9 During the debate, a question comes up concerning whether the bonds should have an ordinary (not...
Question:
9 During the debate, a question comes up concerning whether the bonds should have an ordinary
(not make-whole) call feature. Kartner confuses everybody by stating, ‘The call feature lets S&S Air force conversion, thereby minimizing the problem Stephan has identified.’ What is he talking about?
Is he making sense?
Kartner Meister was recently hired by S&S Air AB to assist the company with its short-term financial planning and to evaluate the company’s performance. Kartner graduated from university five years ago with a finance degree. He has been employed in the finance department of a major German company since then.
S&S Air was founded 10 years ago by two friends, Stephan Lochner and Hans Multscher. The company has manufactured and sold light airplanes over this period, and the company’s products have received high reviews for safety and reliability. The company has a niche market in that it sells primarily to individuals who own and fly their own airplanes. The company has two models: the Birdie, which sells for €53,000, and the Eagle, which sells for €78,000.
S&S Air is not publicly traded, but the company needs new funds for investment opportunities.
In consultation with Conrad Witz of underwriter Koerbecke and Pleydenwurff, Kartner decided that a convertible bond issue with a 20-year maturity is the way to go. He met with the owners, Stephan and Hans, and presented his analysis of the convertible bond issue.
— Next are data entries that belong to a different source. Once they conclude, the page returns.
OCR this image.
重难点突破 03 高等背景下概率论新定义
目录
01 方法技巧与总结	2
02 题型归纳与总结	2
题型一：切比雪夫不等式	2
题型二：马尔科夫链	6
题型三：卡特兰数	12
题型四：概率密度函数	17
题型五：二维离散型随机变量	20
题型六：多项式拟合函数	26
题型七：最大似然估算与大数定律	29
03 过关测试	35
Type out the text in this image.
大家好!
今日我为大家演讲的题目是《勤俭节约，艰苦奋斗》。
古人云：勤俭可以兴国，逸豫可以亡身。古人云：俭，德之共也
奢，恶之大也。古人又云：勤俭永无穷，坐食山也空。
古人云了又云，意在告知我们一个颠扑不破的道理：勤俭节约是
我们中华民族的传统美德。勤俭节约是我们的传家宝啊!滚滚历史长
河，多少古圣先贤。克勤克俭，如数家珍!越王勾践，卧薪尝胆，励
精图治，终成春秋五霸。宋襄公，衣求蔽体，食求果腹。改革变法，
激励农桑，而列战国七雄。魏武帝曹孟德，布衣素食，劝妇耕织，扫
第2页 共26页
Because the company is not publicly traded, Kartner looked at comparable publicly traded companies and determined that the average PE ratio for the industry is 12.5. Earnings per share for the company are €1.60. With this in mind, Kartner concluded that the conversion price should be €25 per share.
Several days later Stephan, Hans and Kartner met again to discuss the potential bond issue. Both Hans and Stephan have researched convertible bonds and have questions for Kartner. Hans begins by asking Kartner if the convertible bond issue will have a lower coupon rate than a comparable bond without a conversion feature. Kartner replies that to sell the bond at par value, the convertible bond issue would require a 6 per cent coupon rate with a conversion value of €800, while a plain vanilla bond would have a 7 per cent coupon rate. Hans nods in agreement, and he explains that the convertible bonds are a win-win form of financing.
He states that if the value of the company equity does not rise above the conversion price, the company has issued debt at a cost below the market rate (6 per cent instead of 7 per cent). If the company’s equity does rise to the conversion value, the company has effectively issued shares at above the current value.
Stephan immediately disagrees, arguing that convertible bonds are a no-win form of financing.
He argues that, if the value of the company equity rises to €25, the company is forced to sell shares at the conversion price. This means the new shareholders (those who bought the convertible bonds) benefit from a bargain price. Put another way, if the company prospers, it would have been better to have issued straight debt so that the gains would not be shared.